Plaintiff argues that although cases dealing with men in service have disallowed service at the parental home, the opposite result has been reached in the case of students at universities, and the latter rule should be applied here. It is true that the cited student cases have resulted in the sustaining of service. However, the distinction is not between absence at school and absence on military service. The distinction is between one who, while attending a university as a resident student, returns often to his parents' home on

[94 NJSuper Page 147]

weekends, holidays and vacations, and a person removed from his home as in the case of one overseas. Justice Heher pointed out in Kurilla that one in military service might be living at home and in that case might be served there. The likelihood of prompt notice of the suit to defendant is the basis for permitting the substituted service.

I find that the Summit, New Jersey, residence of his parents was not defendant's dwelling house or usual place of abode at the time of the service of process.
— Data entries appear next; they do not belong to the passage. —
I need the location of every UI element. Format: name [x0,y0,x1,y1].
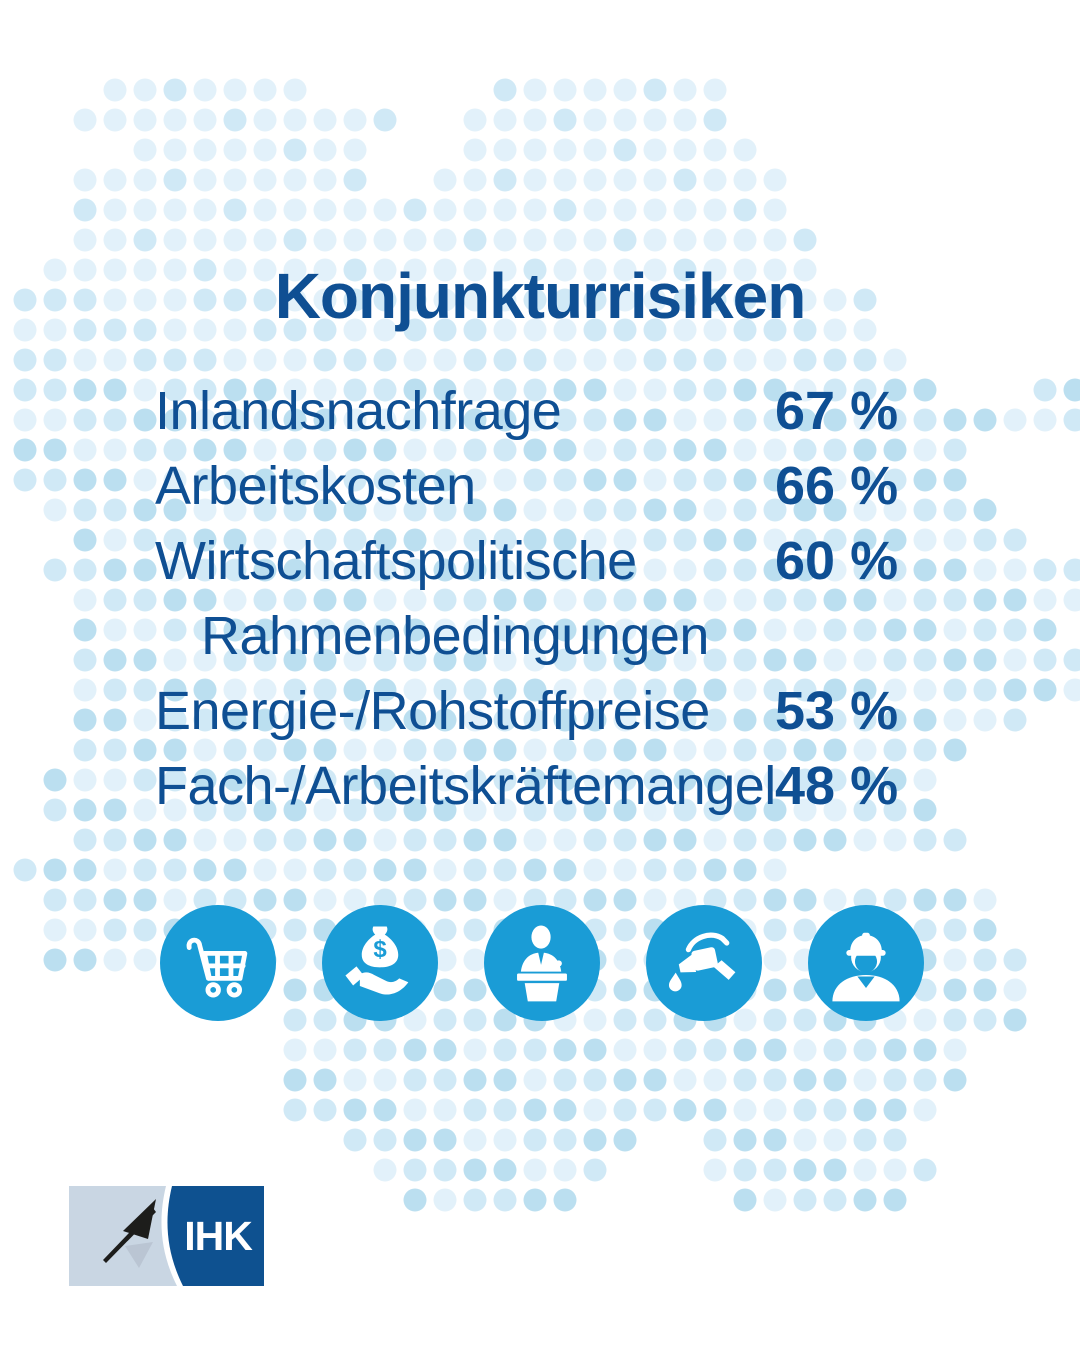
risk-label: Fach-/Arbeitskräftemangel [155,756,776,816]
shopping-cart-icon [160,905,276,1021]
risk-row-continuation: Rahmenbedingungen [155,599,955,674]
risk-label: Energie-/Rohstoffpreise [155,681,710,741]
risk-value: 53 % [775,681,899,741]
risk-label-line2: Rahmenbedingungen [201,606,709,666]
speaker-podium-icon [484,905,600,1021]
risk-value: 60 % [775,531,899,591]
ihk-logo-light-panel [69,1186,177,1286]
risk-value: 67 % [775,381,899,441]
risk-label: Inlandsnachfrage [155,381,562,441]
svg-text:$: $ [373,936,387,963]
risk-row: Arbeitskosten 66 % [155,449,955,524]
risk-row: Fach-/Arbeitskräftemangel 48 % [155,749,955,824]
construction-worker-icon [808,905,924,1021]
fuel-nozzle-icon [646,905,762,1021]
risk-row: Wirtschaftspolitische 60 % [155,524,955,599]
risk-row: Energie-/Rohstoffpreise 53 % [155,674,955,749]
risk-row: Inlandsnachfrage 67 % [155,374,955,449]
page-title: Konjunkturrisiken [274,260,807,332]
ihk-flag-shadow [125,1242,153,1268]
risk-icon-row: $ [160,905,924,1021]
risk-value: 66 % [775,456,899,516]
risk-value: 48 % [775,756,899,816]
risk-label: Arbeitskosten [155,456,476,516]
ihk-logo-dark-panel [167,1186,264,1286]
money-bag-hand-icon: $ [322,905,438,1021]
risk-list: Inlandsnachfrage 67 % Arbeitskosten 66 %… [155,374,955,824]
ihk-logo: IHK [69,1186,264,1286]
ihk-logo-text: IHK [184,1213,253,1259]
ihk-flag-pennant [123,1199,156,1239]
risk-label: Wirtschaftspolitische [155,531,637,591]
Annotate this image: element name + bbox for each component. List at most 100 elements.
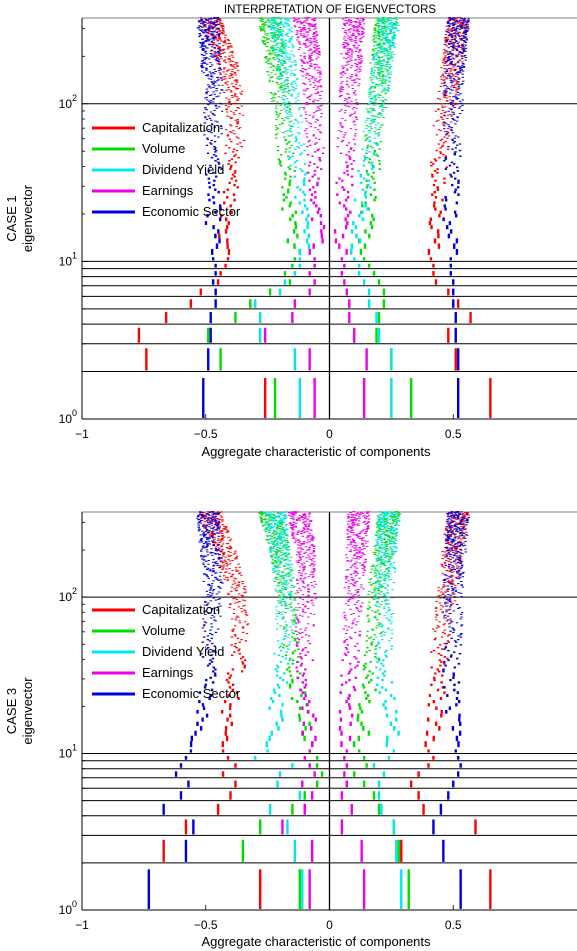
data-point [447, 128, 450, 130]
data-point [271, 25, 274, 27]
data-point [434, 637, 437, 639]
data-point [264, 531, 268, 533]
data-point [284, 589, 287, 591]
data-point [267, 20, 271, 22]
data-point [461, 37, 464, 39]
data-point [440, 113, 443, 115]
data-point [271, 57, 275, 59]
data-point [351, 183, 354, 187]
data-point [212, 36, 215, 38]
data-point [345, 22, 349, 24]
data-point [281, 50, 284, 52]
data-point [361, 17, 364, 19]
data-point [230, 654, 234, 657]
data-point [198, 36, 201, 38]
data-point [440, 648, 444, 650]
data-point [202, 57, 206, 59]
data-point [271, 100, 274, 102]
data-point [213, 56, 216, 58]
data-point [299, 115, 303, 117]
data-point [379, 62, 382, 64]
data-point [237, 649, 240, 652]
data-point [449, 544, 453, 546]
data-point [452, 77, 455, 79]
data-point [275, 552, 278, 554]
data-point [452, 24, 455, 26]
data-point [199, 288, 202, 296]
data-point [344, 132, 347, 134]
data-point [237, 573, 241, 575]
data-point [286, 541, 290, 543]
data-point [359, 17, 363, 19]
data-point [270, 37, 274, 39]
data-point [208, 85, 211, 87]
data-point [203, 116, 207, 118]
data-point [376, 555, 379, 557]
data-point [444, 61, 448, 63]
data-point [277, 158, 281, 160]
data-point [456, 89, 459, 91]
data-point [202, 21, 205, 23]
data-point [448, 534, 451, 536]
legend-label: Economic Sector [142, 204, 241, 219]
data-point [446, 21, 450, 23]
data-point [451, 111, 454, 113]
data-point [221, 536, 225, 538]
data-point [209, 66, 212, 68]
data-point [306, 104, 309, 106]
data-point [293, 299, 297, 308]
data-point [456, 88, 460, 90]
data-point [215, 44, 218, 46]
data-point [374, 596, 377, 598]
data-point [278, 527, 281, 529]
data-point [266, 539, 269, 541]
data-point [280, 74, 283, 76]
data-point [350, 243, 354, 249]
data-point [315, 58, 318, 60]
data-point [342, 46, 346, 48]
data-point [284, 88, 287, 90]
data-point [287, 546, 290, 548]
data-point [355, 64, 359, 66]
data-point [351, 33, 355, 35]
data-point [278, 28, 282, 30]
data-point [375, 535, 378, 537]
data-point [463, 511, 467, 513]
data-point [395, 21, 398, 23]
data-point [207, 86, 211, 88]
data-point [279, 71, 283, 73]
data-point [440, 82, 444, 84]
data-point [243, 666, 246, 669]
data-point [439, 76, 443, 78]
data-point [384, 61, 387, 63]
data-point [374, 612, 377, 614]
data-point [457, 538, 460, 540]
data-point [377, 46, 381, 48]
data-point [366, 138, 369, 140]
data-point [270, 22, 274, 24]
data-point [304, 44, 308, 46]
data-point [450, 513, 453, 515]
data-point [292, 86, 295, 88]
data-point [379, 69, 383, 71]
data-point [451, 54, 454, 56]
data-point [284, 83, 287, 85]
data-point [200, 44, 204, 46]
data-point [347, 106, 351, 108]
data-point [385, 36, 388, 38]
data-point [281, 186, 284, 189]
data-point [388, 44, 391, 46]
data-point [378, 528, 381, 530]
data-point [347, 43, 350, 45]
data-point [207, 131, 211, 133]
data-point [348, 299, 351, 308]
data-point [282, 626, 286, 628]
data-point [241, 90, 244, 92]
data-point [386, 70, 389, 72]
data-point [376, 78, 379, 80]
data-point [296, 145, 299, 148]
data-point [241, 662, 245, 665]
data-point [378, 59, 381, 61]
data-point [228, 568, 231, 570]
data-point [377, 23, 380, 25]
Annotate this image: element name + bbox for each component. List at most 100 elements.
The service will therefore be vacated.

The motion to dismiss the complaint is based upon the doctrine of forum non conveniens. It is contended that since plaintiff lives in Maryland and the cause of action alleged arose in West Germany and none of the witnesses are in New Jersey, the New Jersey courts should not entertain the action.

The doctrine is one of comparatively rare application. A rather strong showing is required before plaintiff may be deprived of her choice of forum. The availability of another forum more convenient must be made to appear.

In this case the facts upon which application of the doctrine would depend have not been established by proof. For instance, the location of witnesses is argued but unproved.

Plaintiff may be able to obtain a writ of attachment in this case against property of the defendant. Cf. In re Gardinier's Estate, 40 N.J. 261 (1963). In that event jurisdiction quasi in rem may be obtained. In the alternative, defendant may within a reasonable time return to New Jersey and be served with process. Plaintiff should not be deprived of this opportunity to pursue her cause of action.

The motion to dismiss the complaint is denied. Neither party will be allowed costs.